St. Patrick’s Day: What started as a religious feast day to honour the death of Ireland’s patron saint has turned into a worldwide celebration of Irish culture and heritage. It's pretty interesting because it marks the 5th-century arrival of Christianity in Ireland, and the three-leafed shamrock is famously used to explain the Holy Trinity. Today, this day is all about sharing culture with the world, helping to build good relationships and boost the economy. Agribusiness still sees it as a classic sign that spring planting is here, and it's a busy time for global commodity consumption.
A Thought for Friday
What a Single Night Shift Can Teach Us About Living Well
A true story by Kent Nerburn and a few lessons worth carrying.
A taxi driver got a call in the middle of the night twenty years ago. A dark structure with one light in a window on the ground floor. Most drivers would have honked again and kept going. He didn't. He went to the door.
A woman in her 80s answered the door. She was wearing a print dress and a pillbox hat, like she had just come out of a movie from the 1940s. It appeared like no one lived in her flat. There were covers over the furniture, no clocks, and no knickknacks. Just a cardboard box of photos and a small suitcase by the door. She was going to a hospice. No family left.

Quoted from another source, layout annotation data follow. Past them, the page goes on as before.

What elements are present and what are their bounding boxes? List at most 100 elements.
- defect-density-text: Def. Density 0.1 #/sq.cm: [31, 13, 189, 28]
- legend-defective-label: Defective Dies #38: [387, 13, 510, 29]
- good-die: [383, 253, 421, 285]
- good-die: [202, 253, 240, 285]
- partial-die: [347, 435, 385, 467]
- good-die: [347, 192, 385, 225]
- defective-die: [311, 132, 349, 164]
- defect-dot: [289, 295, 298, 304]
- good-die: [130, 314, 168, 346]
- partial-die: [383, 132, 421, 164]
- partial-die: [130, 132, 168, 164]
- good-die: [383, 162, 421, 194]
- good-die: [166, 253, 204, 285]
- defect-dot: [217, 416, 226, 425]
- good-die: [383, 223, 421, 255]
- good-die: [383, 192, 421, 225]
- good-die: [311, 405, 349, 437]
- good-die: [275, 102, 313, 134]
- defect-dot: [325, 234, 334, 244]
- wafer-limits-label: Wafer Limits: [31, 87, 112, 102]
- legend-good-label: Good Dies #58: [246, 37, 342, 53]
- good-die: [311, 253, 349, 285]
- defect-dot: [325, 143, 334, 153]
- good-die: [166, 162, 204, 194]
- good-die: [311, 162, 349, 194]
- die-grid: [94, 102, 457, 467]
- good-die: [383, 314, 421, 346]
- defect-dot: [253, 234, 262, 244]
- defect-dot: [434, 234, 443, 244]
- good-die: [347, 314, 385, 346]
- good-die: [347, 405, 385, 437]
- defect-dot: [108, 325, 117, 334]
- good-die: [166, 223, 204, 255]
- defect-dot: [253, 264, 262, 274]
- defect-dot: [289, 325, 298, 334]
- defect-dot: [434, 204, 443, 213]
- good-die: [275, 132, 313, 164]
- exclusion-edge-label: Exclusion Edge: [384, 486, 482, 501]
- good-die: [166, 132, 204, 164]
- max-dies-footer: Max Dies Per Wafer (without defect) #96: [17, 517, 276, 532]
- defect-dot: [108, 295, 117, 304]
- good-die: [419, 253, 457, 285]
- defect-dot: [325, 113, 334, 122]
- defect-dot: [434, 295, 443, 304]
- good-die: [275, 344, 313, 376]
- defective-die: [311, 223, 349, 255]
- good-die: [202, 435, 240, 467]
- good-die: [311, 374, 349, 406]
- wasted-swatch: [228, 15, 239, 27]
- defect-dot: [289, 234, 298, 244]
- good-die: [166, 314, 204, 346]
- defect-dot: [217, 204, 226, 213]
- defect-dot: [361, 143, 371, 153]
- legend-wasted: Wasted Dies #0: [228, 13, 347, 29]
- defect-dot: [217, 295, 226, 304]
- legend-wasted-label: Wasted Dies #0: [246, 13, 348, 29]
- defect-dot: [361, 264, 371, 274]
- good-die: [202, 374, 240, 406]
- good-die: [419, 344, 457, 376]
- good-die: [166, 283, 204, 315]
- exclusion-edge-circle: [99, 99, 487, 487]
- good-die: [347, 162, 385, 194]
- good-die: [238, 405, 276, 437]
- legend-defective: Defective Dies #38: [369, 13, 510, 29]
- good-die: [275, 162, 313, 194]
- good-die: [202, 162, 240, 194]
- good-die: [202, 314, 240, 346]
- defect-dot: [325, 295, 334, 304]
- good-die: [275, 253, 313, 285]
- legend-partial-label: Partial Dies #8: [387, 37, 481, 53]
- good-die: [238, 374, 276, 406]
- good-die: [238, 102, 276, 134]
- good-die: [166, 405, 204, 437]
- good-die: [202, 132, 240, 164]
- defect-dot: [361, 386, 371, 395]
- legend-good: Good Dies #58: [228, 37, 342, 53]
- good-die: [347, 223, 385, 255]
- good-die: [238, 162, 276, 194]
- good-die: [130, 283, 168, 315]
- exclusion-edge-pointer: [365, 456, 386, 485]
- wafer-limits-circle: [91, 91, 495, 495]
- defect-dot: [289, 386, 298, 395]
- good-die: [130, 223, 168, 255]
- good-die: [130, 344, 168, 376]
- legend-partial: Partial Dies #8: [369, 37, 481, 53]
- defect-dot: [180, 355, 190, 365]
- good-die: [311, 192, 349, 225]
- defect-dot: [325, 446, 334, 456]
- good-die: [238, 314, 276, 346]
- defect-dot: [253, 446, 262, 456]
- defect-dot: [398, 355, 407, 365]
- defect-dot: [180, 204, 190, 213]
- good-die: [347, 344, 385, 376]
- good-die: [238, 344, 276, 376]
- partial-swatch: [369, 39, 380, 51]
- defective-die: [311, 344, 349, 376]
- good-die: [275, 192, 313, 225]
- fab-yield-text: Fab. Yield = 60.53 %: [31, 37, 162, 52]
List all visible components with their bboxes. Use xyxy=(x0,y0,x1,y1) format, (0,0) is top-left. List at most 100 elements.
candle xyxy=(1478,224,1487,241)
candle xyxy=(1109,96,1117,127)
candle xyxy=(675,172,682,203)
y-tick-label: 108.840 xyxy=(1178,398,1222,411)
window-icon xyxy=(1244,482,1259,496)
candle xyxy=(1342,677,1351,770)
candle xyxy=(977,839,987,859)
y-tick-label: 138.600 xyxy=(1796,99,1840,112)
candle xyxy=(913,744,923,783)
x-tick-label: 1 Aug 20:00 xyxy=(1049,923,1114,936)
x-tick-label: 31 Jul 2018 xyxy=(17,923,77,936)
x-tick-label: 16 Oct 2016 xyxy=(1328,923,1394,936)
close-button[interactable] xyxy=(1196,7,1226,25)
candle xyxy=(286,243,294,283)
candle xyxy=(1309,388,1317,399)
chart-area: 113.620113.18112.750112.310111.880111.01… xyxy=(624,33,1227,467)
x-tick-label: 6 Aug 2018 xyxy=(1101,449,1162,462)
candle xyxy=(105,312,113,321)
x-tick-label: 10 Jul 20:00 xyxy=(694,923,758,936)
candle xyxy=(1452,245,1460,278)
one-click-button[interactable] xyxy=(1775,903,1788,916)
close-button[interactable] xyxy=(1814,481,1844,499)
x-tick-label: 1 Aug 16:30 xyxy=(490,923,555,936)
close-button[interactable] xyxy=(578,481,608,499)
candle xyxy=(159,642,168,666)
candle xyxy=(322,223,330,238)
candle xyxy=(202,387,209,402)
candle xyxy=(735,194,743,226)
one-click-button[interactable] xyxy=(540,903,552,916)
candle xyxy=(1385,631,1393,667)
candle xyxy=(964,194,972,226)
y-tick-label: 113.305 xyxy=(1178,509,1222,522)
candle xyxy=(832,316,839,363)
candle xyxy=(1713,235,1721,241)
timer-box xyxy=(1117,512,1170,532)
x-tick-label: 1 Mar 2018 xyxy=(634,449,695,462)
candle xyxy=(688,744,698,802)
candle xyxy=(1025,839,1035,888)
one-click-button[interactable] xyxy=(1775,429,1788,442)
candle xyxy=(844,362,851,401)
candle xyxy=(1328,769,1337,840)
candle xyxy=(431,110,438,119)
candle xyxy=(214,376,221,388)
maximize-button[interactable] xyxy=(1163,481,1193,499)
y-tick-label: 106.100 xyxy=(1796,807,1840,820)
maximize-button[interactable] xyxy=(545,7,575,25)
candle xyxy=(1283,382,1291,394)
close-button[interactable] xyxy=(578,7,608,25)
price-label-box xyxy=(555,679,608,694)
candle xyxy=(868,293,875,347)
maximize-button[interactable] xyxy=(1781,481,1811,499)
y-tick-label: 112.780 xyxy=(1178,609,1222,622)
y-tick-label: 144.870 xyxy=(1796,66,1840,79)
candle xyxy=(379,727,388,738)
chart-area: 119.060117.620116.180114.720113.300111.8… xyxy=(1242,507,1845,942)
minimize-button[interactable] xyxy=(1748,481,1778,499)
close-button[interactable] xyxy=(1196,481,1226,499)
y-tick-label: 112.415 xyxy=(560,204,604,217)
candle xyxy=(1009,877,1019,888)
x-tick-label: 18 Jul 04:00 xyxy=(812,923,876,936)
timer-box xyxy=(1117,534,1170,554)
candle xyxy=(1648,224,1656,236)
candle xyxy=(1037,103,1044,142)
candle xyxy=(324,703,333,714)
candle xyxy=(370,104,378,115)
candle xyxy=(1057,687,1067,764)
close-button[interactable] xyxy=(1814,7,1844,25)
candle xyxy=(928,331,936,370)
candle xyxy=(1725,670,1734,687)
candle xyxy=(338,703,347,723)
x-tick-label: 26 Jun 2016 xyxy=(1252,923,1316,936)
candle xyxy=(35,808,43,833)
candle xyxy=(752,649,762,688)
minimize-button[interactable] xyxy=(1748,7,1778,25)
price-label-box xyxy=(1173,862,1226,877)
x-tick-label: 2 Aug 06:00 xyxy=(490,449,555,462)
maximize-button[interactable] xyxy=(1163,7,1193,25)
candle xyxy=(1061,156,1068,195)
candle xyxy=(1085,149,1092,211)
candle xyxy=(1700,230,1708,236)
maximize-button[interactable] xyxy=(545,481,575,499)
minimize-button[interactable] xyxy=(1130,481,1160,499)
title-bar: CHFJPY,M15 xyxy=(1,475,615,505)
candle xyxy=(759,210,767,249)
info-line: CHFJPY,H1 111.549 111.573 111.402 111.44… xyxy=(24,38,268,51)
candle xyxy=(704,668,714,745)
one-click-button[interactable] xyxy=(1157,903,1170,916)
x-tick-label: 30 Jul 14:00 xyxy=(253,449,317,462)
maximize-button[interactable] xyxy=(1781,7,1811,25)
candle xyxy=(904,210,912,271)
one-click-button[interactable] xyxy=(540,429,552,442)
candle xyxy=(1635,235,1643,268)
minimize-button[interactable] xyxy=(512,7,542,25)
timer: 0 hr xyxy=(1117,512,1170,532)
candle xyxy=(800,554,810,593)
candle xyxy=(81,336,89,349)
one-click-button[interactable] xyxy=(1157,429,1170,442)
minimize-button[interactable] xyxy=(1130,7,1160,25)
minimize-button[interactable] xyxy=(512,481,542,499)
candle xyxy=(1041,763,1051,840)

The doctor had told her.
He threw her suitcase into the cab without hesitation when she requested if they could take the long way through downtown. Subtly, he extended his arm to turn off the meter.
She proceeded to show him her life via the car window for the subsequent two hours. She had been a lift operator at this building. The area where she and her spouse had just tied the knot. A former ballroom where she used to dance as a girl now stands as a furniture warehouse. On occasion, she would urge him to ease up and remain motionless, gazing into the darkness.
When she enquired about her debt to him upon their arrival at the hospice. "Nothing," he declared. In an embrace, he knelt down. "You brought a small amount of joy to an elderly woman," she informed him as she clung to him tightly.
Under that shift, he did not collect any additional fares. I contemplated as I drove. Imagine instead if the vehicle had honked once and then departed. Had he declined the opportunity to run?
In a subsequent piece, he expressed his inability to recall a single action of greater significance in his life. It was dramatic for a reason. Simply put, it wasn't. A switched-off meter, two hours and the choice to turn up were all that was needed. It will look much like that when the majority of the important times come.
Answer to Brain Teaser
A fence or a row (as in planting rows).